Today, it's still a very large protected area for walkers, horse-back riding etc. It's also a Special Protection Area for birds. And it's a designated Area of Special Beauty, or some such.
It's on The Weald, which is the area between the chalk escarpments forming the South Downs and the North Downs. The name 'The Weald' is from the old English word for woodland, 'wold' in Anglo-Saxon (as in Cotswolds). The whole area was once filled with royal hunting preserves - mostly on the higher ground.
One of the villages we passed through, Chelwood Gate, interested me. Chelwood is Old English for 'Hill Wood,' which makes sense since it was on the edge of the hilly Ashdown Forest. The 'Gate' of course, refers to the gate for horsemen to pass through the pales of Ashdown Forest 500 years ago. En Route, we passed something called Chelwood Vachery. Now a remarkable garden created in the 1920's, but it's named after a medieval manor on the same spot.
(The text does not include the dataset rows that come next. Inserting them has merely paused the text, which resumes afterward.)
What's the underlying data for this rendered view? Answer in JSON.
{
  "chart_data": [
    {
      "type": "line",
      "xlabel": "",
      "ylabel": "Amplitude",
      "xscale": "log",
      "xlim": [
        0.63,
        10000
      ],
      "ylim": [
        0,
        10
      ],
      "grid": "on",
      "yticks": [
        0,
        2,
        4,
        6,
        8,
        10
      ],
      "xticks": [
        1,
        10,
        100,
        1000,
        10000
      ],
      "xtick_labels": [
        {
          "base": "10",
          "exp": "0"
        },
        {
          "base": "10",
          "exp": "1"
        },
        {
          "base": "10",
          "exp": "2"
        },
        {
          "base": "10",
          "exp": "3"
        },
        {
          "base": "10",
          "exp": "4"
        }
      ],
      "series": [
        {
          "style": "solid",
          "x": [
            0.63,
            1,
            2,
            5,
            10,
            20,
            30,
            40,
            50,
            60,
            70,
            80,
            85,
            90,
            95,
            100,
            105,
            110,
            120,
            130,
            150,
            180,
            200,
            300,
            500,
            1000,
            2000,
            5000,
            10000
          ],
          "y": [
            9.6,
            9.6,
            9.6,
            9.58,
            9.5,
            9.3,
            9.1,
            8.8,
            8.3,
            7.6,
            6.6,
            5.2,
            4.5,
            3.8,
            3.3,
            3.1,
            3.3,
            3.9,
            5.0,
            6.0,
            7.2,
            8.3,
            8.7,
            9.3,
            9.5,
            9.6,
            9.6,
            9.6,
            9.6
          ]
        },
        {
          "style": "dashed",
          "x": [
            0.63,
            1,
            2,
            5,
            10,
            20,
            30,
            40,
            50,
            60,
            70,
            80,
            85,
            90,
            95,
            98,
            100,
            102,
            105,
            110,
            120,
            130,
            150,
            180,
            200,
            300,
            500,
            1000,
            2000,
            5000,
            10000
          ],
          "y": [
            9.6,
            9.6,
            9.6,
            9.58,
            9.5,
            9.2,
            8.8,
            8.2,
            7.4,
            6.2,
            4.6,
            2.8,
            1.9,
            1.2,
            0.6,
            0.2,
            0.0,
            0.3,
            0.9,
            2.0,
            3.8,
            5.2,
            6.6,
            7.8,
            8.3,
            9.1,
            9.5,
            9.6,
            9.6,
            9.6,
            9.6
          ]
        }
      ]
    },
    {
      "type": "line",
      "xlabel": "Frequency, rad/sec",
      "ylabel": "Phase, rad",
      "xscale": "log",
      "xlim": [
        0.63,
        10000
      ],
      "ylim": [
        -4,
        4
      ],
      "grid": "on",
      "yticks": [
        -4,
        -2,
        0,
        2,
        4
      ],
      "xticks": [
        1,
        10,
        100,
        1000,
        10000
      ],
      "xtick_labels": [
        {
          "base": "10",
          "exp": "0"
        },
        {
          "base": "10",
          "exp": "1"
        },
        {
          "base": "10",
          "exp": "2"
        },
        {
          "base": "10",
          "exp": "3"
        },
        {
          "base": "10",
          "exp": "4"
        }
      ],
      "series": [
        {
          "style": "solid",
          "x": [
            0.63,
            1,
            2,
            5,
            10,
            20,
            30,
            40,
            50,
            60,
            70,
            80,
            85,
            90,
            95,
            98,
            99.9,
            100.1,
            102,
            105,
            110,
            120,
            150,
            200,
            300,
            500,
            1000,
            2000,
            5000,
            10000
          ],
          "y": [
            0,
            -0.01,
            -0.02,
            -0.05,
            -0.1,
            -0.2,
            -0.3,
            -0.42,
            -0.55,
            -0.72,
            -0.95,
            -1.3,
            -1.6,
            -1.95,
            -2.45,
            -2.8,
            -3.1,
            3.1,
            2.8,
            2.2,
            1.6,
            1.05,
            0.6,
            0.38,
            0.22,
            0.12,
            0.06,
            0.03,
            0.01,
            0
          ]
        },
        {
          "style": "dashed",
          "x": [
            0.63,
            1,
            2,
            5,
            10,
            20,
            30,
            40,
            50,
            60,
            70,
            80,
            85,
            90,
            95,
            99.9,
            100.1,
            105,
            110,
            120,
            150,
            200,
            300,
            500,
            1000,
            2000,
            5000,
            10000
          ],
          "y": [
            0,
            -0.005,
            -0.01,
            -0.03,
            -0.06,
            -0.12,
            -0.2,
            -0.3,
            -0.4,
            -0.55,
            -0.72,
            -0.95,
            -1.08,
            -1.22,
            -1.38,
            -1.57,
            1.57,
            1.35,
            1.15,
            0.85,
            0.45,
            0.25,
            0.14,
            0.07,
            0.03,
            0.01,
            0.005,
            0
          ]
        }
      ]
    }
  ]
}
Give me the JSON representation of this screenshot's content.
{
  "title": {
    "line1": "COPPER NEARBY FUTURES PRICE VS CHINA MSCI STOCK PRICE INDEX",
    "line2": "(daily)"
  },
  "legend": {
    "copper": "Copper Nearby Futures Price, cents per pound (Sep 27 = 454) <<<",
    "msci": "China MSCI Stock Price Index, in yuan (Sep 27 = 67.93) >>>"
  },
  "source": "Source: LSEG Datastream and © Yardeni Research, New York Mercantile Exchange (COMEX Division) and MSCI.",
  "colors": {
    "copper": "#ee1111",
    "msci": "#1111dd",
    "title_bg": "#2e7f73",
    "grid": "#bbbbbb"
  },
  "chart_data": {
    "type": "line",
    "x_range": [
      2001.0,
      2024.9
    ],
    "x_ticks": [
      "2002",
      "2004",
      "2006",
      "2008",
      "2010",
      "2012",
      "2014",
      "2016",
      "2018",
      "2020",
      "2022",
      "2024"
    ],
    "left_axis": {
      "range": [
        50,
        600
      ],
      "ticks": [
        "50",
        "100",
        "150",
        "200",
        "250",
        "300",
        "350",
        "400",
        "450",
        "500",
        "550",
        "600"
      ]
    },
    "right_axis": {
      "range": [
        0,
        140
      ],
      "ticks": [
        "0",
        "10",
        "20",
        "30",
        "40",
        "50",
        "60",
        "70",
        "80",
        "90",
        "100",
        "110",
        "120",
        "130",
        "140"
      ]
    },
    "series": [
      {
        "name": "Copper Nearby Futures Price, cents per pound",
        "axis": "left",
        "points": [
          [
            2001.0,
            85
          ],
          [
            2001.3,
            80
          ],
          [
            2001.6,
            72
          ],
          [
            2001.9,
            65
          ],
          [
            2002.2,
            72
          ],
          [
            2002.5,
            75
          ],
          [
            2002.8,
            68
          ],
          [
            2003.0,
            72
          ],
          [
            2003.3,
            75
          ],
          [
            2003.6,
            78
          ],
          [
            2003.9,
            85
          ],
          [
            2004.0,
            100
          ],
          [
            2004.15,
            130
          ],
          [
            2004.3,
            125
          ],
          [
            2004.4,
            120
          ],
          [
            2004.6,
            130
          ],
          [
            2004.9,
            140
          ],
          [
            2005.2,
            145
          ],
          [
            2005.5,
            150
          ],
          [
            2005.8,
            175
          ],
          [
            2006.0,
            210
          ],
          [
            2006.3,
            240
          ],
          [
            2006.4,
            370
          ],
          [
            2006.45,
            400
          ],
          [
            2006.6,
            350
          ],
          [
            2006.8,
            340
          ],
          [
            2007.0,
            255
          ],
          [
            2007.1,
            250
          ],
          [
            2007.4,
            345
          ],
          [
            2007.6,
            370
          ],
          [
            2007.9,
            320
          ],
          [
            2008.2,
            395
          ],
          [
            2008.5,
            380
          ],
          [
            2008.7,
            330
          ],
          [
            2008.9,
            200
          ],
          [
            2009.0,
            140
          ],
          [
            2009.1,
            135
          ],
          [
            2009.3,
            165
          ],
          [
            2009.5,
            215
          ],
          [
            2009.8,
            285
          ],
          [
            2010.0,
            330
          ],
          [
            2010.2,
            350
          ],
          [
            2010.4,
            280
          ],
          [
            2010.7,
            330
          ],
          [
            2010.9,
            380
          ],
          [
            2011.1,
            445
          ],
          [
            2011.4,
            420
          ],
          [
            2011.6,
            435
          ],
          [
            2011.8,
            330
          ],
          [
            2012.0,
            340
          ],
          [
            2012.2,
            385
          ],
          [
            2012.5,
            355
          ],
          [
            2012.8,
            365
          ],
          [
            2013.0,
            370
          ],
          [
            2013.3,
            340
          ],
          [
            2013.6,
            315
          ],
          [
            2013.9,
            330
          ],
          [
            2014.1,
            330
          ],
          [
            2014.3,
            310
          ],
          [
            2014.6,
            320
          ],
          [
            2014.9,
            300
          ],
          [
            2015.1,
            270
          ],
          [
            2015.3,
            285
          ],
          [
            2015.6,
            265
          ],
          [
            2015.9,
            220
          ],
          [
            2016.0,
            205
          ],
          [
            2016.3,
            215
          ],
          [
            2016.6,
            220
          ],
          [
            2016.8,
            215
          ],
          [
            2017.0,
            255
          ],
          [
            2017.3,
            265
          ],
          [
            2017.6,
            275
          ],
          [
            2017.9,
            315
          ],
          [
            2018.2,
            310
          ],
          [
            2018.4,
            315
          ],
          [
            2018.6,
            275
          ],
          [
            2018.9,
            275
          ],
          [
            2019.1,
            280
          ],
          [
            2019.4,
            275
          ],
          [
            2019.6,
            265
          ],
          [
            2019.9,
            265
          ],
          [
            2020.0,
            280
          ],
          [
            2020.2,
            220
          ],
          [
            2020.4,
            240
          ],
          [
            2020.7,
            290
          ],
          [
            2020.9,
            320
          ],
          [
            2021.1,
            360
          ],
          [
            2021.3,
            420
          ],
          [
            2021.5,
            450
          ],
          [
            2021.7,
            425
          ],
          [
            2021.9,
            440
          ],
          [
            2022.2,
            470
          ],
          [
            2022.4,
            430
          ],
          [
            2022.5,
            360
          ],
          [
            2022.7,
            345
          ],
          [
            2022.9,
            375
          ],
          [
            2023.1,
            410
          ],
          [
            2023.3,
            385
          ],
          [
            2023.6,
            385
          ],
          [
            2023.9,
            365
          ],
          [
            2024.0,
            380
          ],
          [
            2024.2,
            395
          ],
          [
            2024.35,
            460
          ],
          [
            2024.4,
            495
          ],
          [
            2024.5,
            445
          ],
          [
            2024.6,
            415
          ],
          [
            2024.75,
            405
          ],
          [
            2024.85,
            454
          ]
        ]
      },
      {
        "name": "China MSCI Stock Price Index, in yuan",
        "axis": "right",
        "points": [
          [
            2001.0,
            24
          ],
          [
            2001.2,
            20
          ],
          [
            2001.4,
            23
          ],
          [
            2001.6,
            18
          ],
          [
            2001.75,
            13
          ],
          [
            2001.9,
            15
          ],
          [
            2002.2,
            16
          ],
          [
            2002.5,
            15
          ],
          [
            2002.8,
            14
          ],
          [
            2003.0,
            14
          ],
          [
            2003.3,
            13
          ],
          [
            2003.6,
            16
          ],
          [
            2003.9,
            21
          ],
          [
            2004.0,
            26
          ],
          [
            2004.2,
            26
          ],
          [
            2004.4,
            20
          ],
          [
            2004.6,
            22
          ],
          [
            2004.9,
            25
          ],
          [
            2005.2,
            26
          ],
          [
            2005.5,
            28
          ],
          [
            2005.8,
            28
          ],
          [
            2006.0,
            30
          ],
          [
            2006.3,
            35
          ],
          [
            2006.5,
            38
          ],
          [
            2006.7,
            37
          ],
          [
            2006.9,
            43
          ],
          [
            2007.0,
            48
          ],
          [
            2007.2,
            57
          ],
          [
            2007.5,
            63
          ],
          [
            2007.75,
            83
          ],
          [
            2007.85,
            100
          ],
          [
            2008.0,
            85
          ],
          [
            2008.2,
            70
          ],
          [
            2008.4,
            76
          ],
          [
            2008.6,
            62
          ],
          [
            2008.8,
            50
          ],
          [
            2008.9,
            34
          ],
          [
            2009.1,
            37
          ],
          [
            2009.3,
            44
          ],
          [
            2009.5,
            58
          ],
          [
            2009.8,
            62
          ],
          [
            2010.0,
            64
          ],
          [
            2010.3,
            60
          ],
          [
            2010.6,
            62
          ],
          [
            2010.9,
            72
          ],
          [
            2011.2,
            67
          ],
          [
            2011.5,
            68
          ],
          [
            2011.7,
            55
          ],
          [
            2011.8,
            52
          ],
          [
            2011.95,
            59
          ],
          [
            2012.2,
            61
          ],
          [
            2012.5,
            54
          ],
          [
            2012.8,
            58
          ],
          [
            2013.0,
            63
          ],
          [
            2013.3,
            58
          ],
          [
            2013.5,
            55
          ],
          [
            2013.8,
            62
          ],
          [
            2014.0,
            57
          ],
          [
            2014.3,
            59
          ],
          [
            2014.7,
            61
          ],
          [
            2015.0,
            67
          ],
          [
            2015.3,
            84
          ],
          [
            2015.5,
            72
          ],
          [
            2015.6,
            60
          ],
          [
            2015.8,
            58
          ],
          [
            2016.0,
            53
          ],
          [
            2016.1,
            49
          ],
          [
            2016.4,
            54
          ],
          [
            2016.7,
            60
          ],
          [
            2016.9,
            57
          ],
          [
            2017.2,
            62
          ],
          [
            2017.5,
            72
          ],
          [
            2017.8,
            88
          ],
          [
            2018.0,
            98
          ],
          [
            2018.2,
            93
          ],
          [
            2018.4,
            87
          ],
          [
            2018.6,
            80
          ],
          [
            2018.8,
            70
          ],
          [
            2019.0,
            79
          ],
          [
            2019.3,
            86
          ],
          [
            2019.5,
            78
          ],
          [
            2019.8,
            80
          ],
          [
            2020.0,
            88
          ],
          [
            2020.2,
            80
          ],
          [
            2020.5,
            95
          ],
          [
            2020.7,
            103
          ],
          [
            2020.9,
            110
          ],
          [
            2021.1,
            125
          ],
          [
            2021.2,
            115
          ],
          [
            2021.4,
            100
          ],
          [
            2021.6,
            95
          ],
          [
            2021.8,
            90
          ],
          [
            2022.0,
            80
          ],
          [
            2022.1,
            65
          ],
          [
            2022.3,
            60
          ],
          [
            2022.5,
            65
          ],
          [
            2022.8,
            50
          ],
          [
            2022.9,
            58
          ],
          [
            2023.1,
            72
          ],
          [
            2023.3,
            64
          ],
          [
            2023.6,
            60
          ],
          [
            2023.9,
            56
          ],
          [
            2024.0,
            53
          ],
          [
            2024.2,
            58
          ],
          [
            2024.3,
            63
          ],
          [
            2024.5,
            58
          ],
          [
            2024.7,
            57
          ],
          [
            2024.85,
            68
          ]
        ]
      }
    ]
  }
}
What interested me was the word 'Vachery'and I'm assuming that it was from the Norman word for 'cow' which has become the word 'vache' in modern French, and that the manor had pastures for grazing cows.
England is so amazing this way - only 10% or so is inhabited so the population is very dense in some areas, but there are still huge empty tracts of land with ancient public rights of way criss-crossing them and so many names referring back to ancient words and usages that are now forgotten.